Una nuova pagina di storia americana

La Prima Dichiarazione dell’Avana è stata una sintesi e un’analisi della situazione emisferica basata sui suoi antecedenti storici; è stata anche un monito e un avvertimento, motivato e verificato dagli eventi successivi nella nostra regione e nel mondo.

Senza dubbio, e questo viene confermato ogni giorno, la Prima Dichiarazione dell’Avana ha definitivamente aperto una nuova pagina nella storia dell’America. Quando, nel pomeriggio del 2 settembre 1960, l’Assemblea Generale Nazionale del popolo cubano si riunì nella Plaza de la Revolución, “accanto all’immagine e alla memoria di José Martí” – come inizia il testo – stava nascendo un documento storico e irripetibile che, in un modo o nell’altro, avrebbe segnato il futuro delle lotte per la seconda indipendenza dell’America Latina e dei Caraibi, dei sogni e delle speranze ancora in sospeso dei liberatori e dei popoli che l’hanno forgiata.

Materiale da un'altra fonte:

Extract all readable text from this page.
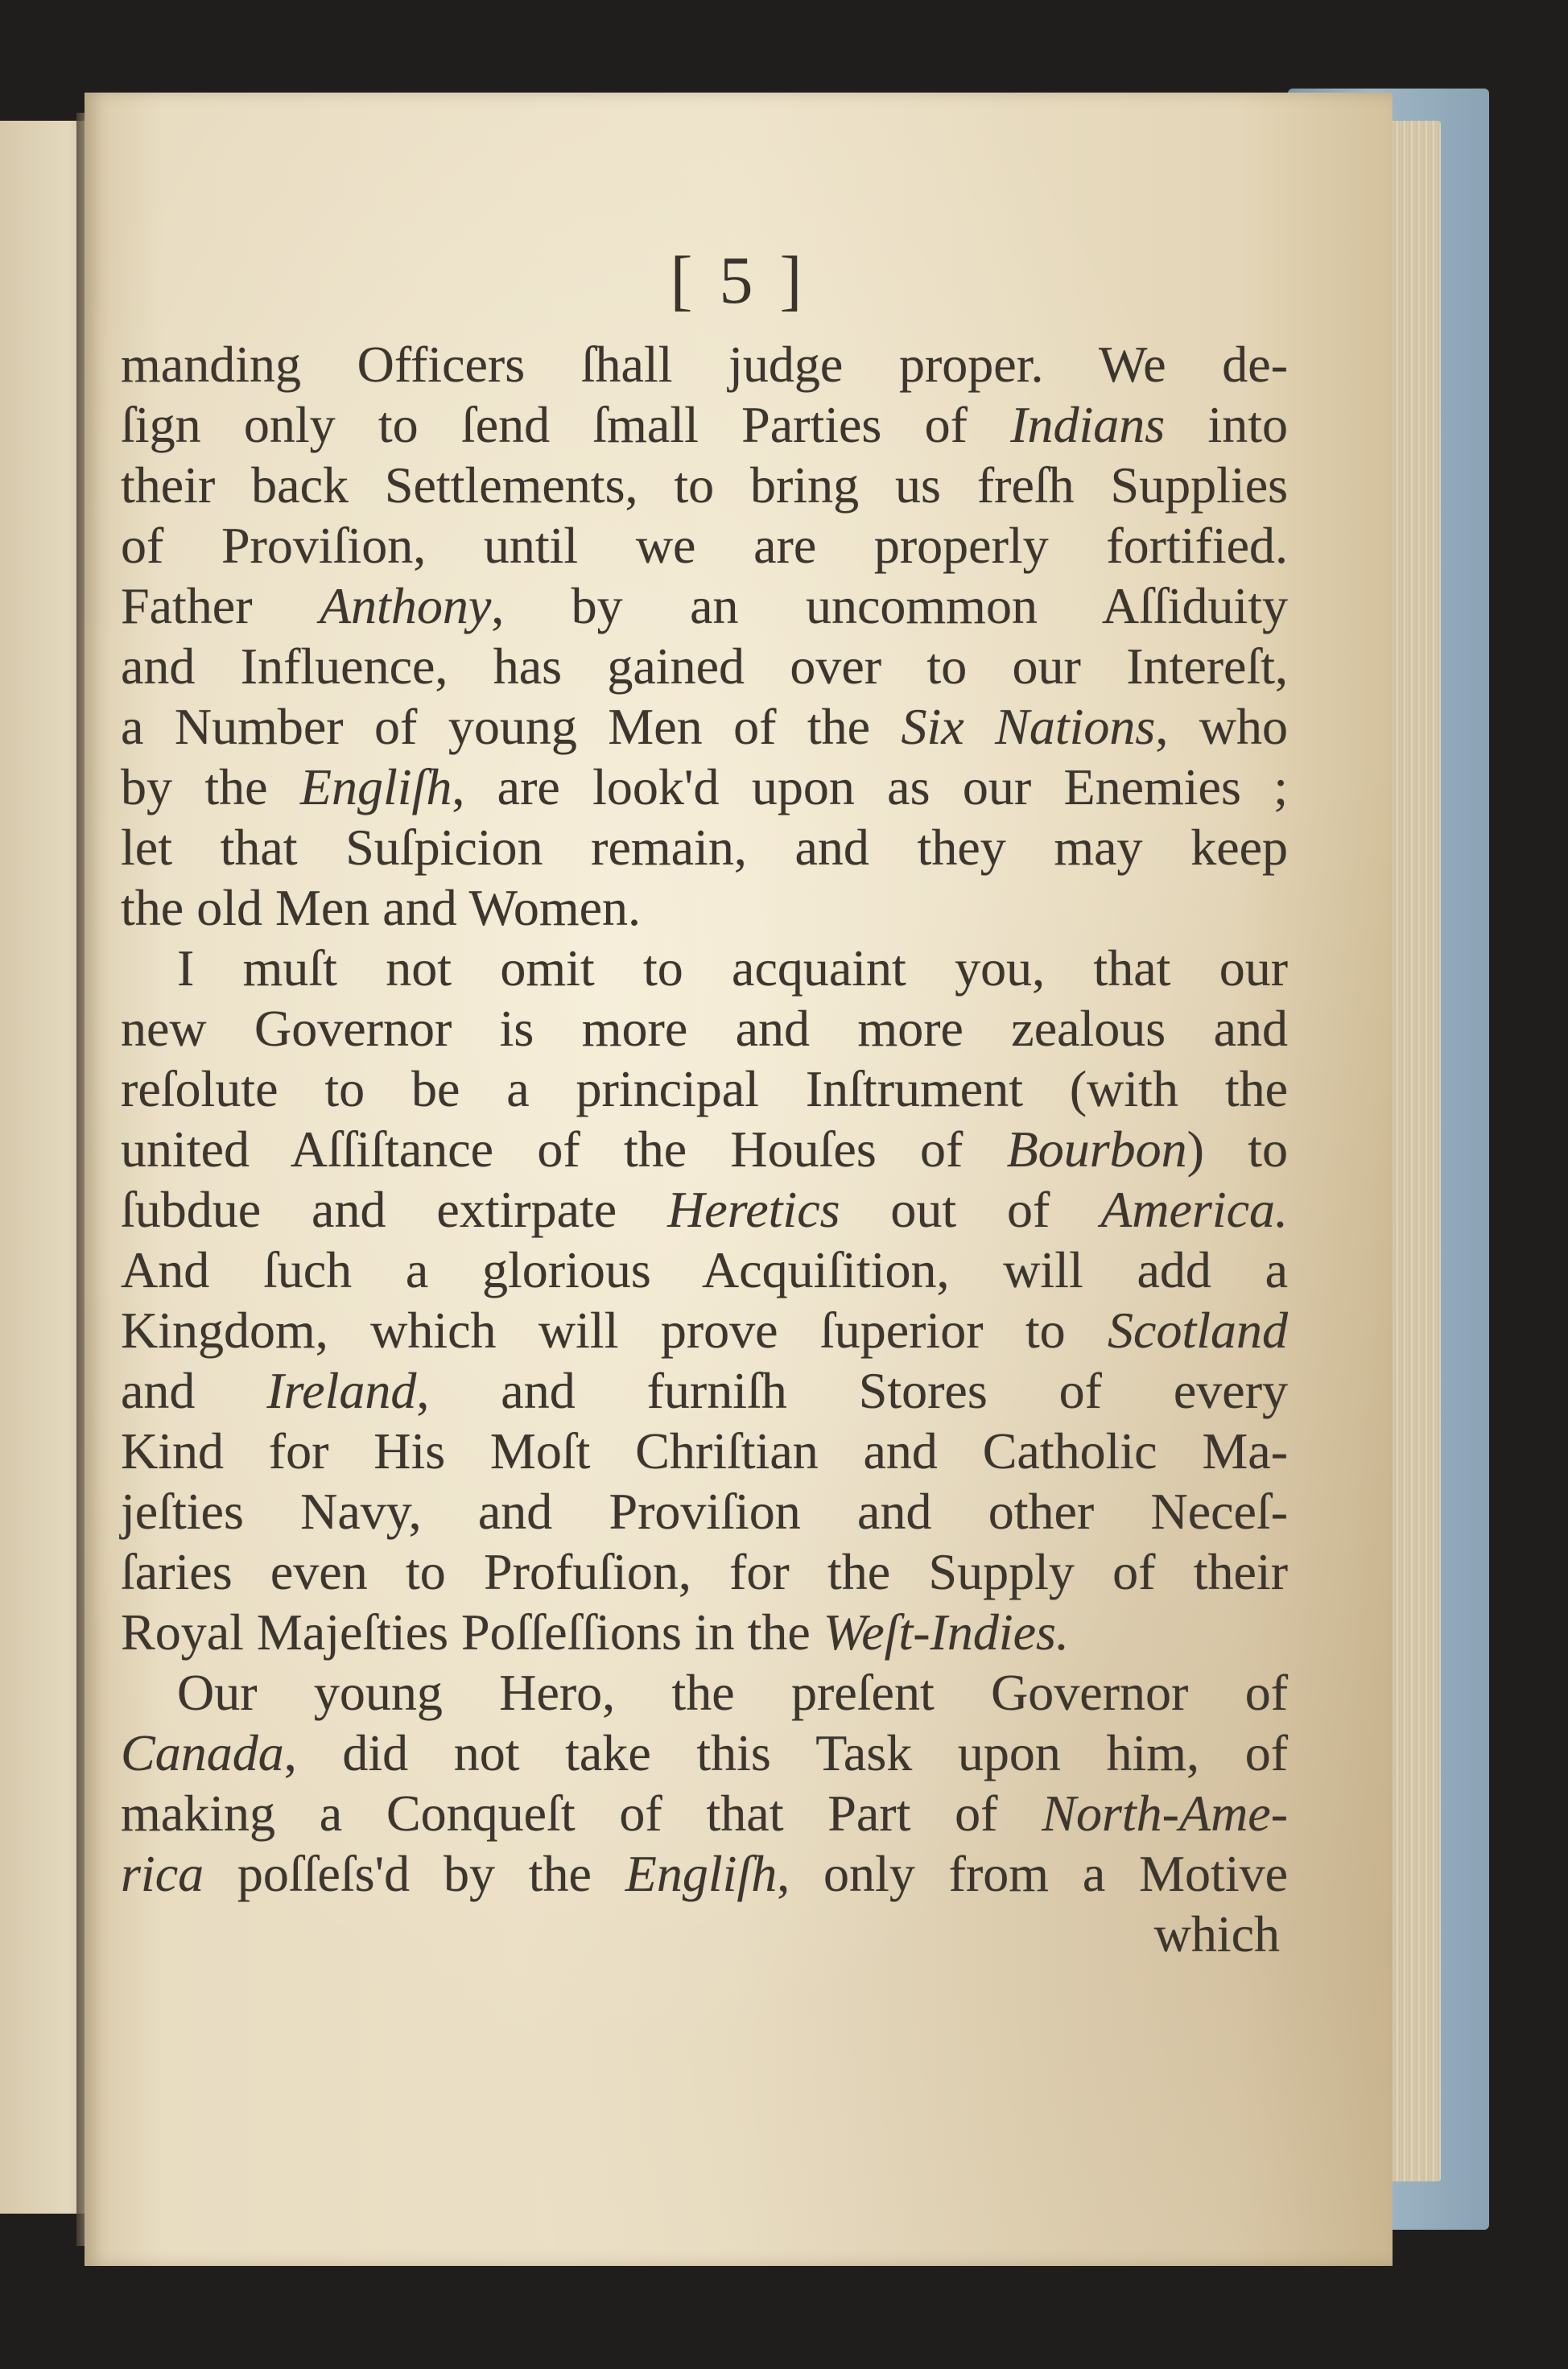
[ 5 ]
manding Officers ſhall judge proper. We de-
ſign only to ſend ſmall Parties of Indians into
their back Settlements, to bring us freſh Supplies
of Proviſion, until we are properly fortified.
Father Anthony, by an uncommon Aſſiduity
and Influence, has gained over to our Intereſt,
a Number of young Men of the Six Nations, who
by the Engliſh, are look'd upon as our Enemies ;
let that Suſpicion remain, and they may keep
the old Men and Women.
I muſt not omit to acquaint you, that our
new Governor is more and more zealous and
reſolute to be a principal Inſtrument (with the
united Aſſiſtance of the Houſes of Bourbon) to
ſubdue and extirpate Heretics out of America.
And ſuch a glorious Acquiſition, will add a
Kingdom, which will prove ſuperior to Scotland
and Ireland, and furniſh Stores of every
Kind for His Moſt Chriſtian and Catholic Ma-
jeſties Navy, and Proviſion and other Neceſ-
ſaries even to Profuſion, for the Supply of their
Royal Majeſties Poſſeſſions in the Weſt-Indies.
Our young Hero, the preſent Governor of
Canada, did not take this Task upon him, of
making a Conqueſt of that Part of North-Ame-
rica poſſeſs'd by the Engliſh, only from a Motive
which
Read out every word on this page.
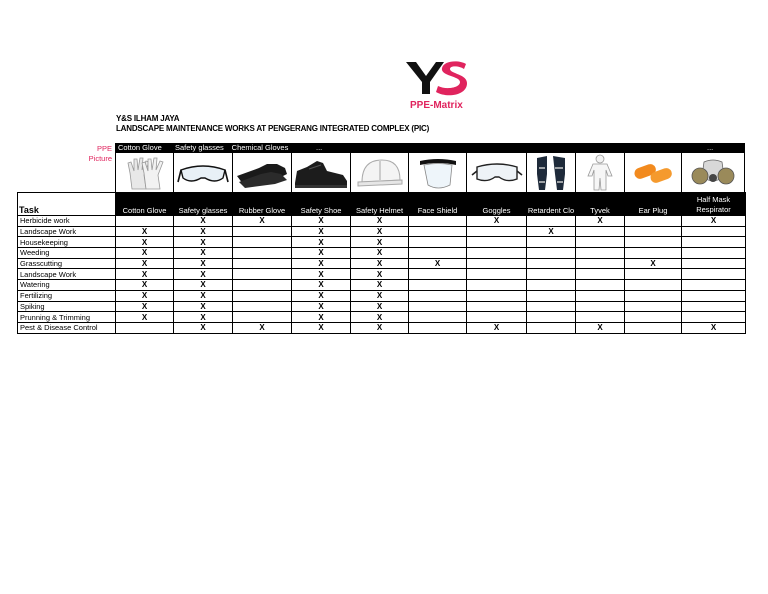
PPE-Matrix
Y&S ILHAM JAYA
LANDSCAPE MAINTENANCE WORKS AT PENGERANG INTEGRATED COMPLEX (PIC)
PPE
Picture
Cotton Glove	Safety glasses	Chemical Gloves	...	...
Task	Cotton Glove	Safety glasses	Rubber Glove	Safety Shoe	Safety Helmet	Face Shield	Goggles	Retardent Clo	Tyvek	Ear Plug	Half Mask Respirator
Herbicide work		X	X	X	X		X		X		X
Landscape Work	X	X		X	X			X			
Housekeeping	X	X		X	X						
Weeding	X	X		X	X						
Grasscutting	X	X		X	X	X				X	
Landscape Work	X	X		X	X						
Watering	X	X		X	X						
Fertilizing	X	X		X	X						
Spiking	X	X		X	X						
Prunning & Trimming	X	X		X	X						
Pest & Disease Control		X	X	X	X		X		X		X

In questo caso, i suoi nove capitoli costituiscono una risposta alla cosiddetta Settima Riunione dei Ministri degli Esteri dell’OSA, che il 22 agosto a San José, in Costa Rica, si era riunita per approvare una delle prime e più sporche manovre yankee per attaccare e isolare politicamente e diplomaticamente il Governo Rivoluzionario di Cuba, facilitando e dando così forma all’intervento militare diretto che il governo statunitense stava già organizzando e che sarebbe culminato nella vergognosa sconfitta mercenaria di Playa Girón sei mesi dopo.

La Prima Dichiarazione dell’Avana non è stata quindi solo la risposta energica e illuminante di Cuba ai piani degli yankee e dei loro satelliti, ma una sintesi e un’analisi della situazione emisferica basata sul suo background storico; è stata anche un allarme e un avvertimento ragionato, verificato dagli eventi successivi nella nostra regione e nel mondo.

Non si trattava di un opuscolo occasionale o di una ricetta, né di una disperata sortita di fronte a un nemico senza scrupoli e crudele. Era ed è una riflessione serena e profonda, senza alcun precedente immediato in quei tempi.

Seguite dalla II Dichiarazione dell’Avana, il 4 febbraio 1962, entrambe costituiscono le basi teoriche di analisi e di soluzione che sono tuttora valide per gran parte della realtà latinoamericana e caraibica; da qui il loro valore permanente per le lotte di oggi e di domani, su qualsiasi terreno esse si presentino.

Il documento ha inoltre proclamato l’esistenza di un’unica Cina, in contrapposizione alla città imperialista di Taiwan, e ha espresso il riconoscimento diplomatico di Cuba – primo Paese dell’America Latina e dei Caraibi a farlo – della Repubblica Popolare Cinese, riconoscendone i pieni diritti come unico rappresentante legittimo del popolo cinese.

In mezzo al grottesco invito dell’OEA, si sono levate le voci dignitose dei governi di Uruguay, Bolivia e Messico. È anche curioso che, al loro ritorno, i ministri degli Esteri di Venezuela e Perù, quest’ultimo utilizzato come convocatore della riunione, abbiano presentato le loro dimissioni.

Come epitaffio all’inganno di Washington e della sua OEA, sono rimaste ferme le parole del ministro degli Esteri della Dignità, il cubano Raúl Roa, quando ha scosso il Teatro Nazionale di San José: “Signori, la delegazione che ho l’onore di presiedere ha deciso di ritirarsi da questa riunione di consultazione dei ministri degli Esteri americani. La ragione fondamentale è che, nonostante tutte le dichiarazioni e i postulati che sono stati fatti in questa sede, per cui Cuba potrebbe avere protezione e appoggio all’interno dell’OEA, di cui fa parte, contro le aggressioni di un altro Stato americano, le denunce presentate dalla mia delegazione non hanno avuto alcuna eco, risonanza o accoglienza qui. Con me se ne va il mio popolo, e con lui tutti i popoli dell’America Latina!

Nacque così la prima Dichiarazione dell’Avana che, da allora, ha vissuto e agito nelle forme più diverse, con la sua essenza patriottica e democratica, marziana e antimperialista, di integrazione e giustizia sociale, di unità nella diversità.